The role of the separatist leadership, which has otherwise championed the cause of giving calls for shutdowns, looks even more questionable. The Hurriyat leaders, who, in the past, have called for hartals even against the arrest of their sons-in-laws, didn’t agree to observe a shutdown against this rape. The prominent Shia leader and head of Etihadul Muslimeen, Maulana Masroor Abbas Ansari, had given a call for a shutdown on May 13. Though his party is a constituent of the Hurriyat, the separatist leadership, which presently operates under the banner of Joint Resistance Leadership, the JRL, didn’t support his call.
It seems that the Hurriyat leadership doesn’t find heinous crimes against women, or even babies, “cognizable” — unless the accused are men in uniform.
Maulana Masroor Abbas Ansari has called for a shutdown in the wake of the terrible rape of a tiny child in Kashmir. (Source: YouTube)
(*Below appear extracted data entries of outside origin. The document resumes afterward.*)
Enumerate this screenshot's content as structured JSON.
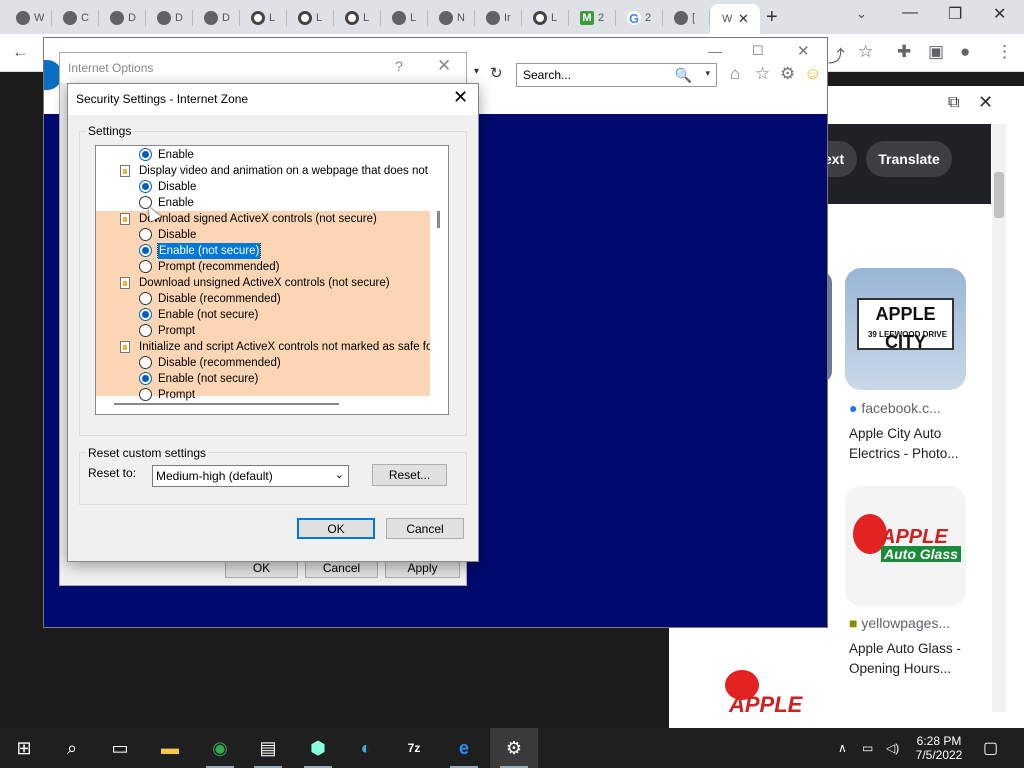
{
  "chrome": {
    "tabs": [
      {
        "label": "W",
        "icon": "wolfram-icon"
      },
      {
        "label": "C",
        "icon": "cloud-icon"
      },
      {
        "label": "D",
        "icon": "globe-icon"
      },
      {
        "label": "D",
        "icon": "globe-icon"
      },
      {
        "label": "D",
        "icon": "globe-icon"
      },
      {
        "label": "L",
        "icon": "camera-icon"
      },
      {
        "label": "L",
        "icon": "camera-icon"
      },
      {
        "label": "L",
        "icon": "camera-icon"
      },
      {
        "label": "L",
        "icon": "globe-icon"
      },
      {
        "label": "N",
        "icon": "globe-icon"
      },
      {
        "label": "Ir",
        "icon": "globe-icon"
      },
      {
        "label": "L",
        "icon": "camera-icon"
      },
      {
        "label": "2",
        "icon": "m-icon",
        "icon_text": "M"
      },
      {
        "label": "2",
        "icon": "google-icon",
        "icon_text": "G"
      },
      {
        "label": "[",
        "icon": "globe-icon"
      }
    ],
    "active_tab": {
      "label": "W",
      "close": "✕"
    },
    "new_tab": "+",
    "tab_search": "⌄",
    "win_min": "—",
    "win_max": "❐",
    "win_close": "✕"
  },
  "ie_window": {
    "search_placeholder": "Search...",
    "search_icon": "🔍",
    "dropdown": "▾",
    "refresh": "↻"
  },
  "internet_options": {
    "title": "Internet Options",
    "help": "?",
    "close": "✕",
    "ok": "OK",
    "cancel": "Cancel",
    "apply": "Apply"
  },
  "security_dialog": {
    "title": "Security Settings - Internet Zone",
    "close": "✕",
    "settings_group": "Settings",
    "rows": [
      {
        "kind": "option",
        "label": "Enable",
        "checked": true
      },
      {
        "kind": "category",
        "label": "Display video and animation on a webpage that does not use"
      },
      {
        "kind": "option",
        "label": "Disable",
        "checked": true
      },
      {
        "kind": "option",
        "label": "Enable",
        "checked": false
      },
      {
        "kind": "category",
        "label": "Download signed ActiveX controls (not secure)"
      },
      {
        "kind": "option",
        "label": "Disable",
        "checked": false
      },
      {
        "kind": "option",
        "label": "Enable (not secure)",
        "checked": true,
        "selected": true
      },
      {
        "kind": "option",
        "label": "Prompt (recommended)",
        "checked": false
      },
      {
        "kind": "category",
        "label": "Download unsigned ActiveX controls (not secure)"
      },
      {
        "kind": "option",
        "label": "Disable (recommended)",
        "checked": false
      },
      {
        "kind": "option",
        "label": "Enable (not secure)",
        "checked": true
      },
      {
        "kind": "option",
        "label": "Prompt",
        "checked": false
      },
      {
        "kind": "category",
        "label": "Initialize and script ActiveX controls not marked as safe for sc"
      },
      {
        "kind": "option",
        "label": "Disable (recommended)",
        "checked": false
      },
      {
        "kind": "option",
        "label": "Enable (not secure)",
        "checked": true
      },
      {
        "kind": "option",
        "label": "Prompt",
        "checked": false
      }
    ],
    "reset_group": "Reset custom settings",
    "reset_to_label": "Reset to:",
    "reset_to_value": "Medium-high (default)",
    "reset_button": "Reset...",
    "ok": "OK",
    "cancel": "Cancel"
  },
  "google_panel": {
    "pill_text": "ext",
    "pill_translate": "Translate",
    "results": [
      {
        "source": "facebook.c...",
        "title": "Apple City Auto Electrics - Photo..."
      },
      {
        "source": "yellowpages...",
        "title": "Apple Auto Glass - Opening Hours..."
      }
    ],
    "sign_line1": "APPLE CITY",
    "sign_line2": "39 LEEWOOD DRIVE",
    "logo_text1": "APPLE",
    "logo_text2": "Auto Glass",
    "logo_text3": "APPLE"
  },
  "taskbar": {
    "time": "6:28 PM",
    "date": "7/5/2022"
  }
}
For many like them, the incidents like a father alleged to have raped his daughter or a three-year-old reportedly raped by a neighbour in Ramzan, can only malign the “larger Kashmir cause”. Ironically, the little girl fell prey to the crime only a few days after Kashmir’s head priest and separatist leader Mirwaiz Umar Farooq called a meeting of Islamic scholars in the wake of the incestuous incident, where a man allegedly preyed upon his own daughter in Bandipora. While the meeting had resolved to evolve a strategy to make Kashmir crime-free through social awareness of Islam in the Muslim-dominated state, the next shocker came exactly in the Islamic month considered deeply sacred by the entire Muslim community.
As the protests go on, two more breaking news popped up in Kashmir.
One, police said, a youth had been arrested in Ganderbal for allegedly raping a minor girl. Two, burglars struck at the historic Aali Masjid in Srinagar and decamped with valuables.
If recent incidents are a warning, Kashmir is headed to be a place where daughters are not secure at home and in the neighborhood — and even mosques are not secure from burglars.
Rather than resorting to protests, we Kashmiris need to collectively introspect — with our heads hanging down in shame!